Question

Determine the intervals on concavity for the function h(x) -

-x^4 + 2x^3 - 5x, and state the point(s) of inflection

Answer 1

The function h(x) = -x^4 + 2x^3 - 5x is concave up on the intervals (-∞, 0) and (1, ∞), and concave down on the interval (0, 1). The points of inflection are x = 0 and x = 1.

Step-by-step explanation:

To determine the intervals of concavity for the function h(x) = -x^4 + 2x^3 - 5x, and to find the points of inflection, we must first find the second derivative of h(x). The concavity of a function is determined by the sign of its second derivative. A function is concave up where its second derivative is positive and concave down where its second derivative is negative. The points of inflection are points where the concavity changes, that is, where the second derivative is zero or undefined.

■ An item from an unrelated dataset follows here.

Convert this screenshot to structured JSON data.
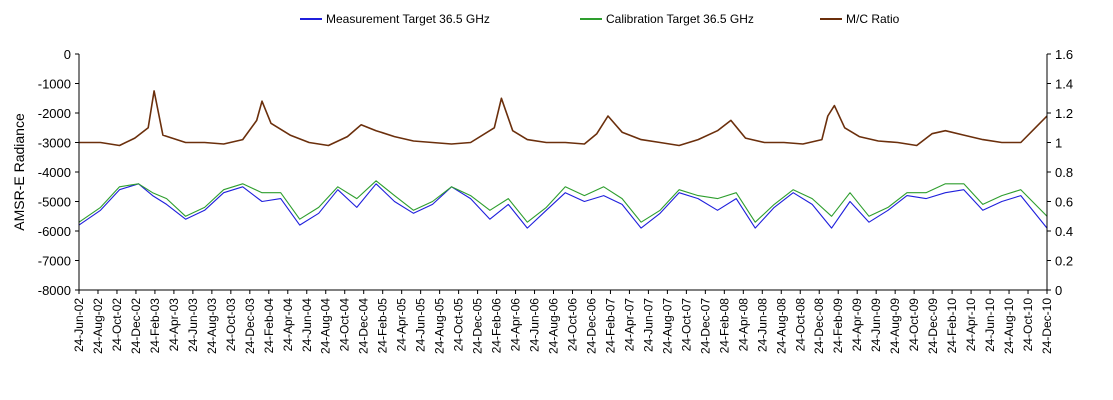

First, we find the first derivative h'(x):

1. h'(x) = -4x^3 + 6x^2 - 5.

Then we find the second derivative h''(x):

1. h''(x) = -12x^2 + 12x.

To find points of inflection, set h''(x) equal to zero and solve for x:

1. 0 = -12x^2 + 12x.
2. x(1-x) = 0, so x = 0 or x = 1.

To determine the concavity, look at the sign of h''(x) on intervals defined by x = 0 and x = 1:

• When x < 0, h''(x) is positive, so h(x) is concave up.
• When 0 < x < 1, h''(x) is negative, so h(x) is concave down.
• When x > 1, h''(x) is positive again, so h(x) is concave up.

The points of inflection occur at x = 0 and x = 1. Therefore, the function is concave up on the intervals (-∞, 0) and (1, ∞), and concave down on the interval (0, 1).